Freezing tomatoes when at their peak of flavor is a great way to enjoy summer’s bounty out-of-season. Tomatoes may be frozen whole, chopped, sliced, or pureed as either juice or sauce. When thawed to room temperature, they make tasty additions to stews, soups, sauces, and casseroles. Following these few simple steps will ensure that you always have on-hand the fresh, bright flavors of the garden.

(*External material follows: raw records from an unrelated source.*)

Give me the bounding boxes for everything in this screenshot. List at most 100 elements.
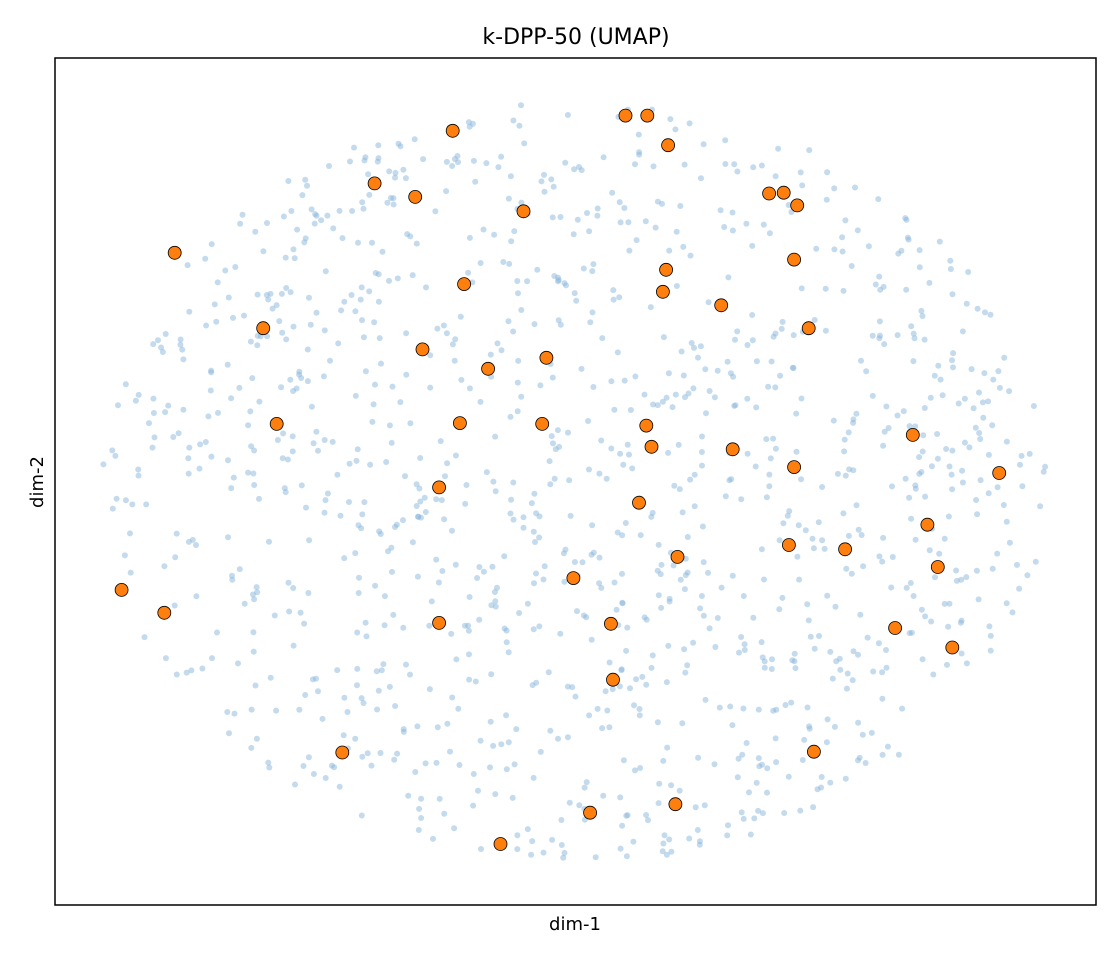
background-point xyxy=(652,224,659,231)
background-point xyxy=(334,471,341,478)
background-point xyxy=(248,744,255,751)
background-point xyxy=(248,706,255,713)
background-point xyxy=(776,606,783,613)
background-point xyxy=(141,634,148,641)
background-point xyxy=(668,848,675,855)
selected-point xyxy=(639,418,654,433)
background-point xyxy=(671,482,678,489)
background-point xyxy=(594,205,601,212)
background-point xyxy=(785,773,792,780)
background-point xyxy=(224,709,231,715)
background-point xyxy=(355,239,361,246)
background-point xyxy=(387,195,394,201)
background-point xyxy=(248,443,255,450)
background-point xyxy=(863,368,870,375)
background-point xyxy=(636,712,643,719)
background-point xyxy=(555,277,562,284)
background-point xyxy=(266,538,272,545)
background-point xyxy=(273,707,280,714)
background-point xyxy=(677,576,684,583)
background-point xyxy=(306,537,313,544)
background-point xyxy=(573,297,580,304)
background-point xyxy=(831,185,838,192)
background-point xyxy=(764,765,771,772)
background-point xyxy=(1037,503,1044,510)
background-point xyxy=(953,577,960,584)
background-point xyxy=(115,402,121,409)
background-point xyxy=(654,719,661,726)
background-point xyxy=(617,450,624,457)
background-point xyxy=(354,446,361,453)
background-point xyxy=(934,431,941,437)
background-point xyxy=(583,614,590,621)
background-point xyxy=(492,598,499,605)
background-point xyxy=(755,807,762,814)
background-point xyxy=(565,429,571,436)
background-point xyxy=(738,809,745,816)
background-point xyxy=(507,173,514,180)
background-point xyxy=(599,335,606,342)
background-point xyxy=(623,812,630,819)
background-point xyxy=(224,361,231,368)
background-point xyxy=(331,764,338,771)
background-point xyxy=(619,570,625,577)
background-point xyxy=(618,667,625,674)
background-point xyxy=(534,266,541,273)
background-point xyxy=(386,683,393,690)
background-point xyxy=(682,572,689,579)
background-point xyxy=(684,662,691,669)
background-point xyxy=(397,143,404,150)
background-point xyxy=(687,252,694,259)
background-point xyxy=(322,775,329,781)
background-point xyxy=(623,647,630,654)
background-point xyxy=(364,750,371,757)
background-point xyxy=(337,512,344,519)
background-point xyxy=(298,482,305,489)
background-point xyxy=(976,389,982,396)
background-point xyxy=(501,553,508,560)
background-point xyxy=(330,225,337,232)
background-point xyxy=(949,291,956,298)
background-point xyxy=(537,382,544,389)
background-point xyxy=(541,563,548,570)
background-point xyxy=(322,268,329,275)
background-point xyxy=(271,612,278,619)
background-point xyxy=(302,176,309,183)
background-point xyxy=(442,473,448,480)
background-point xyxy=(637,532,644,539)
background-point xyxy=(279,329,286,336)
background-point xyxy=(285,579,292,586)
background-point xyxy=(563,282,569,289)
background-point xyxy=(926,547,933,554)
background-point xyxy=(239,211,246,218)
background-point xyxy=(494,340,501,347)
background-point xyxy=(911,335,918,342)
background-point xyxy=(462,622,468,629)
background-point xyxy=(974,511,981,518)
background-point xyxy=(779,594,786,601)
background-point xyxy=(797,169,804,176)
background-point xyxy=(400,166,407,173)
background-point xyxy=(648,664,655,671)
background-point xyxy=(895,751,902,758)
background-point xyxy=(448,630,455,637)
selected-point xyxy=(493,837,508,851)
background-point xyxy=(655,800,662,807)
background-point xyxy=(430,835,436,842)
background-point xyxy=(488,671,495,678)
background-point xyxy=(443,330,450,337)
background-point xyxy=(411,136,418,143)
background-point xyxy=(981,370,988,377)
background-point xyxy=(986,623,993,630)
background-point xyxy=(777,372,784,379)
background-point xyxy=(657,571,664,578)
background-point xyxy=(621,205,628,211)
background-point xyxy=(622,520,629,526)
background-point xyxy=(547,727,554,734)
background-point xyxy=(637,765,644,771)
background-point xyxy=(935,362,942,369)
selected-point xyxy=(539,350,554,365)
background-point xyxy=(611,406,618,413)
background-point xyxy=(949,486,956,493)
background-point xyxy=(360,700,367,706)
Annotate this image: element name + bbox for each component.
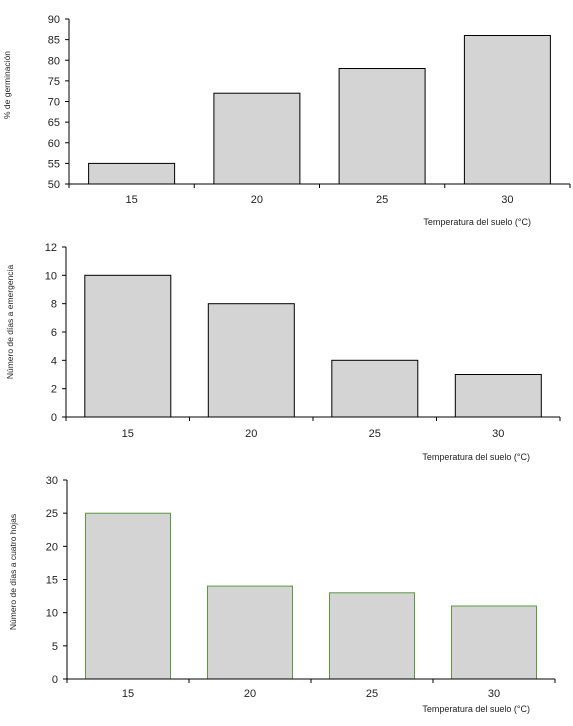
x-tick-label: 25 <box>369 428 381 440</box>
bar-15 <box>88 162 176 185</box>
x-tick-label: 30 <box>501 194 513 206</box>
bar-25 <box>338 68 426 185</box>
x-tick-label: 20 <box>251 194 263 206</box>
bar-30 <box>463 35 551 185</box>
bar-15 <box>84 274 172 418</box>
bar-15 <box>85 512 171 680</box>
y-tick-label: 2 <box>51 384 57 396</box>
y-tick-label: 15 <box>46 575 58 587</box>
x-axis-label: Temperatura del suelo (°C) <box>423 217 531 227</box>
y-tick-label: 4 <box>51 355 57 367</box>
bar-30 <box>451 605 537 680</box>
y-tick-label: 10 <box>45 270 57 282</box>
x-tick-label: 25 <box>366 688 378 700</box>
y-tick-label: 0 <box>51 412 57 424</box>
y-tick-label: 12 <box>45 242 57 254</box>
y-tick-label: 65 <box>48 117 60 129</box>
y-tick-label: 80 <box>48 55 60 67</box>
y-tick-label: 50 <box>48 179 60 191</box>
y-tick-label: 0 <box>52 674 58 686</box>
y-tick-label: 10 <box>46 608 58 620</box>
y-tick-label: 6 <box>51 327 57 339</box>
x-tick-label: 20 <box>244 688 256 700</box>
bar-20 <box>207 585 293 680</box>
bar-25 <box>331 359 419 418</box>
y-tick-label: 75 <box>48 76 60 88</box>
x-tick-label: 15 <box>122 428 134 440</box>
x-tick-label: 20 <box>245 428 257 440</box>
y-tick-label: 30 <box>46 475 58 487</box>
four-leaves-chart: 0 5 10 15 20 25 30 15 20 25 30 Temperatura del suel… <box>8 475 556 714</box>
x-tick-label: 15 <box>122 688 134 700</box>
x-tick-label: 30 <box>488 688 500 700</box>
x-axis-label: Temperatura del suelo (°C) <box>422 452 530 462</box>
bar-20 <box>213 92 301 185</box>
x-tick-label: 25 <box>376 194 388 206</box>
y-tick-label: 25 <box>46 508 58 520</box>
y-tick-label: 60 <box>48 138 60 150</box>
y-tick-label: 70 <box>48 97 60 109</box>
y-axis-label: Número de días a emergencia <box>5 265 15 380</box>
y-axis-label: Número de días a cuatro hojas <box>8 514 18 630</box>
y-tick-label: 55 <box>48 158 60 170</box>
x-tick-label: 15 <box>126 194 138 206</box>
bar-30 <box>454 374 542 418</box>
emergence-chart: 0 2 4 6 8 10 12 15 20 25 30 Temperatura del suelo (… <box>5 242 561 462</box>
y-tick-label: 85 <box>48 35 60 47</box>
y-tick-label: 5 <box>52 641 58 653</box>
y-axis-label: % de germinación <box>2 51 12 119</box>
x-axis-label: Temperatura del suelo (°C) <box>422 704 530 714</box>
bar-25 <box>329 592 415 680</box>
y-tick-label: 90 <box>48 14 60 26</box>
germination-chart: 50 55 60 65 70 75 80 85 90 15 20 25 30 Temperatura de… <box>2 14 571 227</box>
y-tick-label: 8 <box>51 299 57 311</box>
y-tick-label: 20 <box>46 541 58 553</box>
x-tick-label: 30 <box>492 428 504 440</box>
bar-20 <box>207 303 295 418</box>
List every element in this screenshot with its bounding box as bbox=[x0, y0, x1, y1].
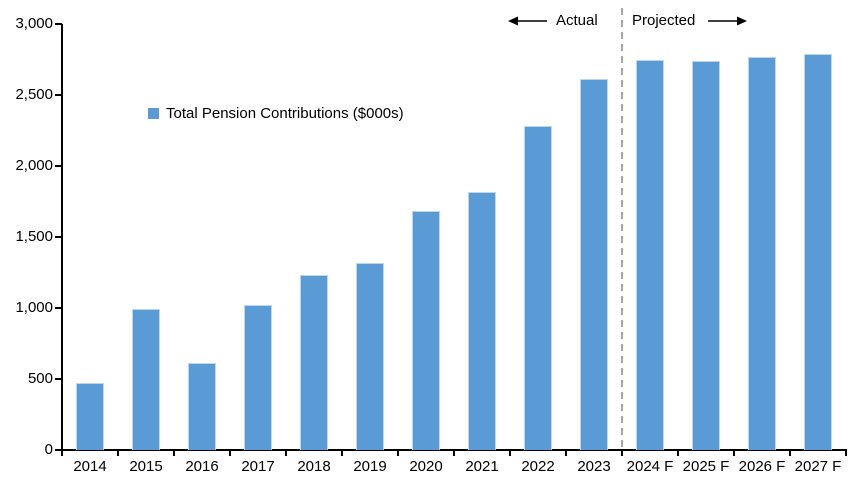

First, select only vine-ripened tomatoes either from your garden or local farmer’s market. They should be deeply colored and tender, not soft or mushy. Avoid tomatoes marked with spots or bruises. Rinse each tomato under cold running water to remove soil or any residue of pesticides or herbicides. Remove the stem with a paring knife. Drop 2 to 3 tomatoes at a time into a stockpot full of water that has come to a rapid boil. When the skins begin to loosen (about 30 seconds), remove each tomato from the water with a slotted spoon. Immediately plunge tomatoes in a bowl of ice-water to stop the cooking process. Gently slide the skins from the flesh. Using a serrated knife, remove the core and any leftover bits of peel. Leave whole, or cut them into halves or quarters. Likewise, chop, dice or puree. Pack tomatoes into zip-lock freezer bags, leaving a bit of room at the top to squeeze the air out before sealing. Finally, lay filled bags flat on a freezer shelf. When fully frozen, stack bags on top of one another.
Alternatively, you may freeze tomatoes raw. Simply follow the steps above, but omit the par-boiling process. Tomatoes, frozen raw or cooked, will keep in your freezer until the next harvest.